= Maurice Watkins (solicitor) =

British sports administrator (1941–2021)

Watkins in 2011

Edward Maurice Watkins CBE (30 November 1941 – 16 August 2021) was a British solicitor and sports administrator best known as being a long-time director and the club solicitor of Manchester United. He had represented high-profile clients in criminal trials including Eric Cantona and Stuart Hall.

After leaving Manchester United, he served in multiple other sports administration roles including as chairman of British Swimming, overseeing the team's successful Rio 2016 and Tokyo 2020 Olympic cycles. He was joint senior partner of Brabners LLP solicitors in Manchester.

== Personal life ==
Watkins was educated at Manchester Grammar School and University College London.

Watkins died on 16 August 2021, at the age of 79, after suffering from prostate cancer.

== High profile legal work ==
At a January 1995 match with Crystal Palace Eric Cantona performed a 'kung fu' kick into the crowd following abuse from Matthew Simmons. Watkins represented Cantona at the ensuing assault trial. Watkins was solicitor for former BBC broadcaster Stuart Hall at Hall's trial for indecent assault, at which Hall admitted to indecently assaulting 13 girls.

== Positions ==
- Director of the British Association for Sport and Law (Former President & Chairman)
- Member of the FA Premier League Legal Advisory Group
- FA Premier League representative on the Association of European Union Premier Professional Leagues (EPFL)
- Member of working group for financial matters of the FIFA Task Force "For the Good of the Game"
- Interim chairman and non-executive director of the Rugby Football League
- Chairman of European Rugby League
- Regional chairman for Coutts Bank
- Trustee of the Professional Footballers Pension Scheme
- Chairman of Central Manchester University Hospitals NHS Foundation Trust Charity
- Chair of governors at the Manchester Grammar School
- Chairman of the Greyhound Board of Great Britain
- Chairman of Barnsley Football Club (2013–2017)
- Chairman of British Swimming
- Chairman of the British Basketball Federation

== Career in football ==
Martin Edwards asked Watkins to become a director of Manchester United Football Club in May 1984 on the same day as Bobby Charlton. In 1991, when Martin Edwards floated Manchester United on the stock exchange, Watkins joined the PLC Board as a non-executive director. Edwards and Watkins were the only two directors who served both on the Football Board and the PLC Board. At the AGM in 2005 Malcolm Glazer opposed Watkins's re-election to the PLC board along with two other directors Philip Yea a fellow non-executive director and Andy Anson. After Malcolm Glazer had completed his takeover of Manchester United he de-listed it from the stock exchange and made it a private company once again. Watkins remained on the club's football board and was the club's solicitor.

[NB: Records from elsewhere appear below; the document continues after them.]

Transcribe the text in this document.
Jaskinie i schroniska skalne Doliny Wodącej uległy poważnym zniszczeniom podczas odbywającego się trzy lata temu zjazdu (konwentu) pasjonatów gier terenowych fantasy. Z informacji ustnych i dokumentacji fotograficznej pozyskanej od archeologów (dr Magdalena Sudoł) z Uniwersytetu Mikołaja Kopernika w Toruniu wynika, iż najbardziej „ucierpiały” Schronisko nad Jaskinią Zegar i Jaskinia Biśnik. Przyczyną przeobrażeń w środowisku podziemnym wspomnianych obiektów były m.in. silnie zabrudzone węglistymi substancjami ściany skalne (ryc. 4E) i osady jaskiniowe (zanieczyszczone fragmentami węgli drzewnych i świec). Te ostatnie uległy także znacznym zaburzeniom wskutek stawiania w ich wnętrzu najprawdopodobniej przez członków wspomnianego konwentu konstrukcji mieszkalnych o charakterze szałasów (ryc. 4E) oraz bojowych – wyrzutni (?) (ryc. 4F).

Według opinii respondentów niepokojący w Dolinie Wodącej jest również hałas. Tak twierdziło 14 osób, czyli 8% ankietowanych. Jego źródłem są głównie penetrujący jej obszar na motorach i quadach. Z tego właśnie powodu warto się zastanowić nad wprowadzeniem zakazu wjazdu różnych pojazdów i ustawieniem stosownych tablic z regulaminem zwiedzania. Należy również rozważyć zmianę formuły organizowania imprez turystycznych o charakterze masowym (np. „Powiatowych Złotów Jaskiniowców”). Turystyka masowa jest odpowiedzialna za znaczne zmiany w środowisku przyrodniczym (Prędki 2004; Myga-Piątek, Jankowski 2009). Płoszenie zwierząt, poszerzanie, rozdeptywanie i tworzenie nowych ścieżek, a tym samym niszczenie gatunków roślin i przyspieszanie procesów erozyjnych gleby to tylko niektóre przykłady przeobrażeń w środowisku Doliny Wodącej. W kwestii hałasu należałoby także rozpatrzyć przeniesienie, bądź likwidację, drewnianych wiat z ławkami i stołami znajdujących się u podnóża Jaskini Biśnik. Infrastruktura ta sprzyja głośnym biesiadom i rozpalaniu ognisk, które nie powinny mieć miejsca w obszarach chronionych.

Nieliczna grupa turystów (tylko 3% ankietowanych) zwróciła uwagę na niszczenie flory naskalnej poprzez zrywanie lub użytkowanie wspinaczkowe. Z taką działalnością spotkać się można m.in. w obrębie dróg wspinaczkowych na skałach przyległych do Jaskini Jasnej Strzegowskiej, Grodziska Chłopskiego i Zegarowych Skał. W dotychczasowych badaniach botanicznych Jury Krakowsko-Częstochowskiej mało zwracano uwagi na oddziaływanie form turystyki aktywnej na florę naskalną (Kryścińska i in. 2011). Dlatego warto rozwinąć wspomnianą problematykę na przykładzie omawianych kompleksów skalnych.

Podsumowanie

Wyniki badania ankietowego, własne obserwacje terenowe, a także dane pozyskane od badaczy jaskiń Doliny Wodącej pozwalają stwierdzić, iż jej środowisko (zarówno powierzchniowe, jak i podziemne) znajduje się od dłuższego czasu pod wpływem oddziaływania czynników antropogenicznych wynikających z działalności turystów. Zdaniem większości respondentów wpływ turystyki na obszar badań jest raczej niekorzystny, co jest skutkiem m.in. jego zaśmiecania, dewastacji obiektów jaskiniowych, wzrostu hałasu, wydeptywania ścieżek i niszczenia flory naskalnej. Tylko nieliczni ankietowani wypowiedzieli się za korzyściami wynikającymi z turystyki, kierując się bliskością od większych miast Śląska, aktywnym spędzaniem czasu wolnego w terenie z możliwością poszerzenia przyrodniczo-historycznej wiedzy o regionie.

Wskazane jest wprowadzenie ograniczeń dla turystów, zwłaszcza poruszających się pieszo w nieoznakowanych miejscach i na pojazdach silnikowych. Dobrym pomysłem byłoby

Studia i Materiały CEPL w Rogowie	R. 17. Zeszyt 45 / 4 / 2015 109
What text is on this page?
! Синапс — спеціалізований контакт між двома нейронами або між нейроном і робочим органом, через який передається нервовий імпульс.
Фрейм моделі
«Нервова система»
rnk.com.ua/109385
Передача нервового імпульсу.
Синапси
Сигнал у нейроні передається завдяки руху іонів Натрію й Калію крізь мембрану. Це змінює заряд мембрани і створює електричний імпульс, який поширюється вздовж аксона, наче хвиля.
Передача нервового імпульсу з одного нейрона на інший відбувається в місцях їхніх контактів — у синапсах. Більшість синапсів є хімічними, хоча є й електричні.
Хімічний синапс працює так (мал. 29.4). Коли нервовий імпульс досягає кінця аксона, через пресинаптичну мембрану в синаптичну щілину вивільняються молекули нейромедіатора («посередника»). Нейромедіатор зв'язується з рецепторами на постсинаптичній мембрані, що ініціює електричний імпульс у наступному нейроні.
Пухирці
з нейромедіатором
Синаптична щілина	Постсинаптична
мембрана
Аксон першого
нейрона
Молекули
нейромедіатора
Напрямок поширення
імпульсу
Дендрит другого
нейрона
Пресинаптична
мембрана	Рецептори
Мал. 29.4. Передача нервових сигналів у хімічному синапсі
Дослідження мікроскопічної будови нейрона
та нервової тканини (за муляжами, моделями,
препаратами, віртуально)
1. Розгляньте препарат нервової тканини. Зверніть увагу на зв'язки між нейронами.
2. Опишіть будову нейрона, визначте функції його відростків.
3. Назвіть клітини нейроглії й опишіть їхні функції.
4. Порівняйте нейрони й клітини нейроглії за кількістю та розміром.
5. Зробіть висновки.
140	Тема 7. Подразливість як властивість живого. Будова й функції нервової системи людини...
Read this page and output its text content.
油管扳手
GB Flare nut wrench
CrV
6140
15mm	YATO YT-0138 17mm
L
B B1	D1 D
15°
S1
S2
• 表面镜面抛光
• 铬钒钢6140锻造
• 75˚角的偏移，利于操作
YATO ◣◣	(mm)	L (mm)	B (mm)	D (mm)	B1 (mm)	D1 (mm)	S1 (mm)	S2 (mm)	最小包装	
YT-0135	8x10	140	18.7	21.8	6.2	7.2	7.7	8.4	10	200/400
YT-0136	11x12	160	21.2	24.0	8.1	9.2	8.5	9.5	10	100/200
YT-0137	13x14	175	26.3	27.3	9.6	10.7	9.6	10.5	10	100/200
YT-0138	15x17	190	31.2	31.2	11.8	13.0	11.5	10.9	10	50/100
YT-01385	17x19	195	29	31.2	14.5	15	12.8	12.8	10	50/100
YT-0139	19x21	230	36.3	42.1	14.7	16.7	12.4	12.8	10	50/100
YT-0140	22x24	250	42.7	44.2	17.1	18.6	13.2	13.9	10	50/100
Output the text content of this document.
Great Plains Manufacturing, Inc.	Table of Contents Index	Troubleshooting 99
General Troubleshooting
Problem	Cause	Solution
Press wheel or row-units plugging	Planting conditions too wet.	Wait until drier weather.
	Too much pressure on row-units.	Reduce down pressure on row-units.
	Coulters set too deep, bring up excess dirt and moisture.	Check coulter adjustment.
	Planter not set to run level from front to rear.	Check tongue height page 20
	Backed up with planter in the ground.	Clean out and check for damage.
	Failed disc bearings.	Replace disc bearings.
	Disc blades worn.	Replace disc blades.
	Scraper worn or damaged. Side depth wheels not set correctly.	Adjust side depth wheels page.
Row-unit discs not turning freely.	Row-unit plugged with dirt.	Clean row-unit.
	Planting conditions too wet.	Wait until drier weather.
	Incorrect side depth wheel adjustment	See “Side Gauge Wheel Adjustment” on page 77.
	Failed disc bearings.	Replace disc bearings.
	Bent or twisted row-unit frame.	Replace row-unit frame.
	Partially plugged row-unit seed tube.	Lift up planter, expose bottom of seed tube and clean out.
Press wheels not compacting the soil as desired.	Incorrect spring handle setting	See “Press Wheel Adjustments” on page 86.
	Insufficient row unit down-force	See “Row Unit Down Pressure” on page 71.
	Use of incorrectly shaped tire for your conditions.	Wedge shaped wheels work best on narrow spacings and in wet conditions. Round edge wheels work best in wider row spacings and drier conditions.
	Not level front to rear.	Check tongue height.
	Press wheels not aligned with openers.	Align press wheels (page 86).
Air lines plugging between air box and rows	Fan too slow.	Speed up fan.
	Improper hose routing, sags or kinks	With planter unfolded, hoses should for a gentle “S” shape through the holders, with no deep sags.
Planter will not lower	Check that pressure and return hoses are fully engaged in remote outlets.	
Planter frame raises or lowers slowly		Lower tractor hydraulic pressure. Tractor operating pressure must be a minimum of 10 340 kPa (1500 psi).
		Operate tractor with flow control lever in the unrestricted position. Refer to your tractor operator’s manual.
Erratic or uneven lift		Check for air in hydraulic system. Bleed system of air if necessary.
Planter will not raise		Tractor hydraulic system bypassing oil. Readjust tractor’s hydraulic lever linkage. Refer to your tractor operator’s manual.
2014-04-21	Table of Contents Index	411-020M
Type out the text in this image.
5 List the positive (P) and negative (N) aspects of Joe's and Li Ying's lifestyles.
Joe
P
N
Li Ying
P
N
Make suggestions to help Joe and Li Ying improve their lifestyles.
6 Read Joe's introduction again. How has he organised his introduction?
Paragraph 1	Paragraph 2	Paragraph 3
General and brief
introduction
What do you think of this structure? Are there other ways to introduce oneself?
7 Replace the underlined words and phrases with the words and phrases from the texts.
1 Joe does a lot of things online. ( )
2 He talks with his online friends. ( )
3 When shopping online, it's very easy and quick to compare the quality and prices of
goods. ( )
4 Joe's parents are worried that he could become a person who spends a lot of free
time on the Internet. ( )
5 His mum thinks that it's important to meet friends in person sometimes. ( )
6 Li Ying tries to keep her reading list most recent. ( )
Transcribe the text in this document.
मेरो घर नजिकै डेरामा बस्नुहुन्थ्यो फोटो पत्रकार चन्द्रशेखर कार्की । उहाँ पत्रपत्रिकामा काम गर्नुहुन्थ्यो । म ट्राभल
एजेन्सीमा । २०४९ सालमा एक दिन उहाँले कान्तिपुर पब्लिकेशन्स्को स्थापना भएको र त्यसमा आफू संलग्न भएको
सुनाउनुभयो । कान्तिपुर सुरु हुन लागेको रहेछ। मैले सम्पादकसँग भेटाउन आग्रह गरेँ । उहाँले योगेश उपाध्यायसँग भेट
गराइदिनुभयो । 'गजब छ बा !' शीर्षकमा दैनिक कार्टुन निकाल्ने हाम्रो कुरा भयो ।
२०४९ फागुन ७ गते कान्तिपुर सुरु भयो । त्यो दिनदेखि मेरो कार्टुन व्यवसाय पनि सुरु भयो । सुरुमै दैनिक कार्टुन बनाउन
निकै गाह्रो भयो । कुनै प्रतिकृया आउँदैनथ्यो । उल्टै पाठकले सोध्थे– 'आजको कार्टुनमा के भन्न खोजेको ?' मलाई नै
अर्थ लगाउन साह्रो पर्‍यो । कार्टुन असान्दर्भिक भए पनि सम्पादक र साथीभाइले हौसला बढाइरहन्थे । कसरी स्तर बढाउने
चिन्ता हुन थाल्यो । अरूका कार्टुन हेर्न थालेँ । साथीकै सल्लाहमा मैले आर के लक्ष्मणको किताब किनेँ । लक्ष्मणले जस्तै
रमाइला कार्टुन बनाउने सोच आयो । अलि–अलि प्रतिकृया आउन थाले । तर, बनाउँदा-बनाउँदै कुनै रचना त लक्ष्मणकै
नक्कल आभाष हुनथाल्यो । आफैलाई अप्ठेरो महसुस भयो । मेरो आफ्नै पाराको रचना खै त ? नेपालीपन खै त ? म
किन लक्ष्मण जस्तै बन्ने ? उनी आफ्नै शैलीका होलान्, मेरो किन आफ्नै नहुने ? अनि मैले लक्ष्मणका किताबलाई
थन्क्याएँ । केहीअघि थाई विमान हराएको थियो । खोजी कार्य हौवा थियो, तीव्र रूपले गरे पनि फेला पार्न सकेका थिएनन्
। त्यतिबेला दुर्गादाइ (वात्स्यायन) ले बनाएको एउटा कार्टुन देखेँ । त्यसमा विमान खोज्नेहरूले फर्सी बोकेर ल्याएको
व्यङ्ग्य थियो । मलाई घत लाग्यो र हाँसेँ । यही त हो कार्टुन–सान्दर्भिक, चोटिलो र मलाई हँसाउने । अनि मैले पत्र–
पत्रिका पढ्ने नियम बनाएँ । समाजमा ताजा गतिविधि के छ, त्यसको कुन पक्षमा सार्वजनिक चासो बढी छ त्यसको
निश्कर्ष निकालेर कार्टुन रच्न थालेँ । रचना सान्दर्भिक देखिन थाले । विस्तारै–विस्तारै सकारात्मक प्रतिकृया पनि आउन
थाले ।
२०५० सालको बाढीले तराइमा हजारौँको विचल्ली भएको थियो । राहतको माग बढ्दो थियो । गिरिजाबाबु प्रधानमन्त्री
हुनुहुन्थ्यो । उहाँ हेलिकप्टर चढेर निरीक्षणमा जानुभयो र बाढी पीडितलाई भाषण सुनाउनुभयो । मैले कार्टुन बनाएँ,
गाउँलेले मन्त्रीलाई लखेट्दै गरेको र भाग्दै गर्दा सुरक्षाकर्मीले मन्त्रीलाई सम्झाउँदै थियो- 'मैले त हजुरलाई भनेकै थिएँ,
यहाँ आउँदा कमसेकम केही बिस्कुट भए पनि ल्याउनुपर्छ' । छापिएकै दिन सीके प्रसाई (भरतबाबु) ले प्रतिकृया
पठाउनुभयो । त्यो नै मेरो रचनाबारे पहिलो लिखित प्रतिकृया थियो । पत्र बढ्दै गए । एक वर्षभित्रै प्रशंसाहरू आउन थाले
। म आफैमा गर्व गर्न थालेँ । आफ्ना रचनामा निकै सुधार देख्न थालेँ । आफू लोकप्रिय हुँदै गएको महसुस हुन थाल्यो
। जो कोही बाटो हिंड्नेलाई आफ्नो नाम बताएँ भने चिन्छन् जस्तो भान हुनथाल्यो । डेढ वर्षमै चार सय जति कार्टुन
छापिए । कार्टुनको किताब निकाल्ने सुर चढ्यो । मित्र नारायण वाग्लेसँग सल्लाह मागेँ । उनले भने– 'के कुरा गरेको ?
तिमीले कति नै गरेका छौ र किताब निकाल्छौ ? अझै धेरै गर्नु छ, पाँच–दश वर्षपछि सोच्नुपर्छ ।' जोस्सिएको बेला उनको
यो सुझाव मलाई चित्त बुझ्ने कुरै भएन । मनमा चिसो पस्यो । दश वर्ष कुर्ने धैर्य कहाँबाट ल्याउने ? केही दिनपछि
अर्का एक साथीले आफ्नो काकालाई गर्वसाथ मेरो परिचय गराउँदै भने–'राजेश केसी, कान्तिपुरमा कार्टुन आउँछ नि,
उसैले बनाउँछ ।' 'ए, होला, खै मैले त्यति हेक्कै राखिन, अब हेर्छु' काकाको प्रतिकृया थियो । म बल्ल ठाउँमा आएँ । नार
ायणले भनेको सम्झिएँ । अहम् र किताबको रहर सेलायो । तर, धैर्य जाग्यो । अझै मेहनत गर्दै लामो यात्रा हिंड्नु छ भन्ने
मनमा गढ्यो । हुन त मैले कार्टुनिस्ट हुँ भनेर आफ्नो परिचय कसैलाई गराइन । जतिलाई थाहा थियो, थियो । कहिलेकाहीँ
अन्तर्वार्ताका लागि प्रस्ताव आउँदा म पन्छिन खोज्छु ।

Watkins oversaw numerous high-profile football transfers both at home in the United Kingdom and abroad. He has also represented clubs and players before FIFA, UEFA, the Football Association, the Premier League and the Football League disciplinary bodies. Also he represented players and clubs at the Court of Arbitration for Sport and international and league compensation tribunals. He worked with the South Africa and Nigerian Premier leagues in respect of broadcasting and regulatory matters as well as the Egyptian Sports Council and UAE footballing authorities.

Watkins regularly spoke on football and sports law issues within the United Kingdom and internationally. He represented both the Football Association and the Premier League at conferences in Egypt, France, Qatar, Spain, United Arab Emirates, Trinidad and Tobago and Japan.

In 2012 Watkins was named interim Rugby Football League Chairman after the departure of Richard Lewis.

On 29 June 2012, Watkins stepped down from the board of Manchester United Football Club Ltd after 28 years with the club.

On 30 May 2013, it was announced that Watkins would become chairman of Championship football club Barnsley.

On 31 August 2017, Barnsley announced that Watkins was leaving the club's board of directors and his role as chairman.

== Charitable support ==
Watkins was involved with several causes. Previous roles have included Chairman of the New Children's Hospital Appeal. With his leadership the appeal successfully raised £20 million to provide beds for parents on wards and additional and up-to-date equipment at the new state-of-the-art Royal Manchester Children's Hospital.